Twenty-Sixth Sunday in Ordinary Time: Amos 6:1a, 4-7; Psalm 146:7-10; 1 Timothy 6:11-16; Luke 16: 9-31
As the summer wanes and we all would like to sit back and rest, we are challenged by readings that deal with some heavy teachings in which Jesus had instructed His disciples. Just before the beginning of our Gospel text we have a theology of history advanced by some Christians who acted in a pharisaic mentality.
They believed that a convenient way to get around the law and the prophets was to hold that when John the Baptist came, the former teachings ended and their content was no longer valid. What took their place was the good news of the kingdom of God (Luke 16:16).

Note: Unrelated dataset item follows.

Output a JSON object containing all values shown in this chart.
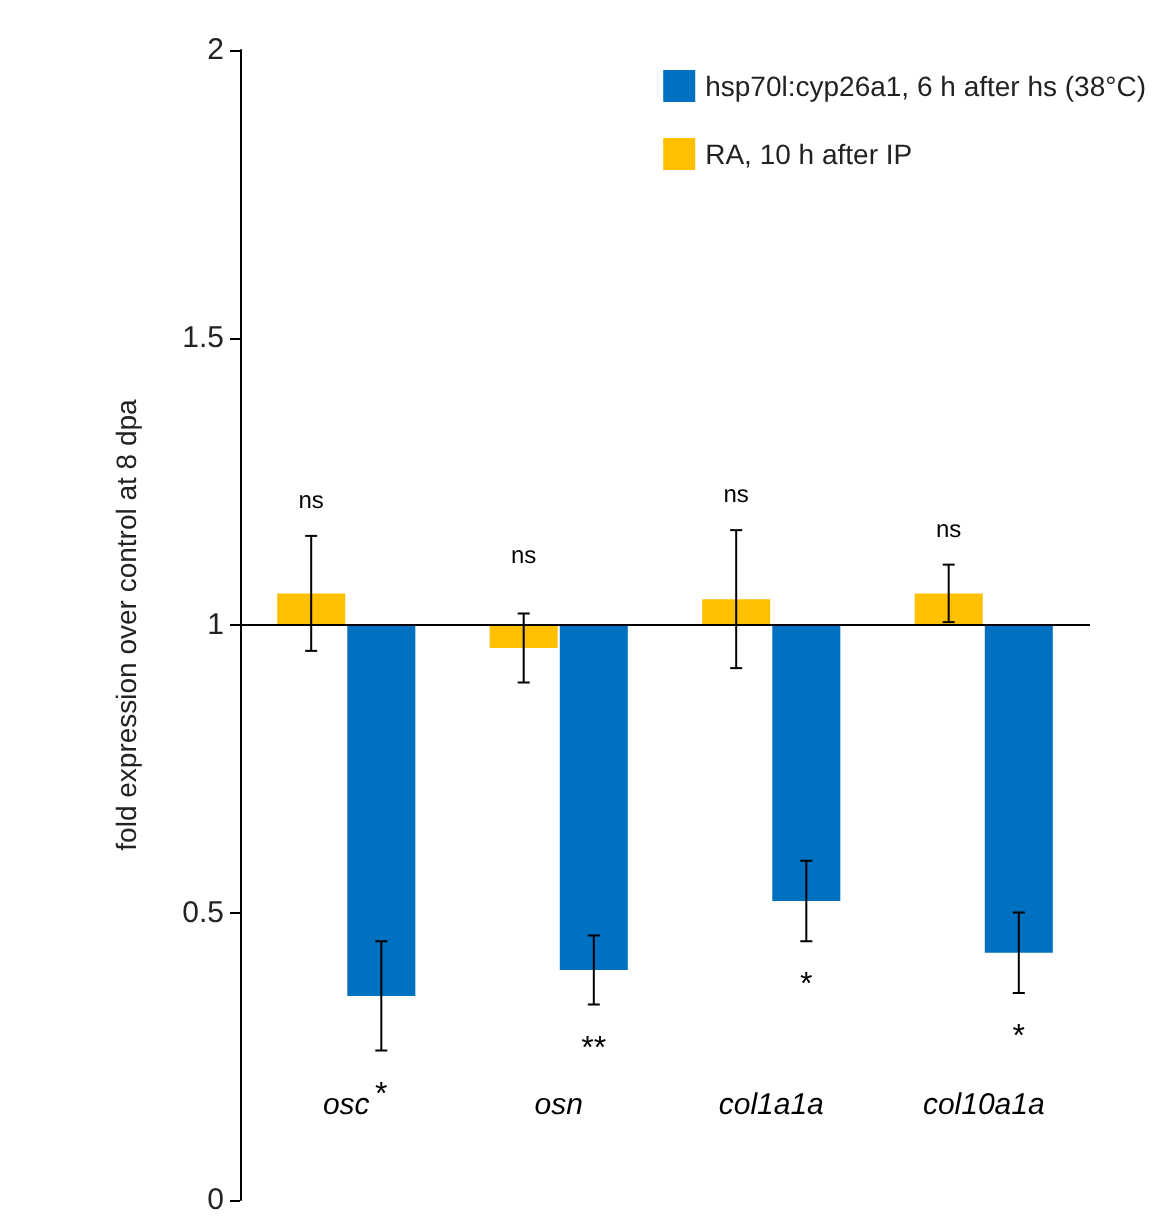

However, Jesus did not come to abrogate God’s law. He tells them that it would be easier for heaven and earth to pass away than for one letter of the law to become void (Luke 16:17). Their legalistic maneuver was an abomination in God’s sight.
Luke then follows up with another story about the contrast between the life of a rich man and the suffering and need of a poor man. It is not known whether the event actually happened or whether it was simply a story to illustrate a moral deficiency in the social structure. The unnamed rich man was called Dives, which is Latin for rich man, and Lazarus is not to be confused with the brother of Mary and Martha of Bethany.
The core of the story is that Dives did not repent in his lifetime of his profligate lifestyle, but Lazarus was carried to Abraham’s bosom. This is another way to work around the theme of the judicious use, or not, of temporal resources.
If a person would rather look at a narrative with more of an historical base, then we might go to our first reading from the Prophet Amos. That prophecy stands at the historical time point of the impending fall of the Northern Kingdom of Israel to Assyria in 722-721 BCE.
Our passage describes the false confidence of those who lived in luxurious self-indulgence while tragically ignoring the fate of their nation in the approaching onslaught of Assyria. We can readily understand that the message of Amos was not well received! If we just take a moment to look ahead at the chapter following our reading, we will see that Amos was told by Amaziah, the priest of Bethel, to go home and never come back to the Northern Kingdom.
Whether it was liked or not, Amos delivered the word of the Lord at Bethel. Then follows a description of the horrible atrocities that would befall their nation.
Do our readings this week give us anything nice to think about? Yes. Paul’s advice to Timothy is very uplifting. Also, the psalm that is used for the psalm response is a beautiful prayer that praises God for His help to those who need it. That may be all of us!
Happy is the one whose help is the God of Jacob, whose help is in the Lord our God. Praise the Lord!
Sister Betty Jane is a faculty member at the Athenaeum of Ohio.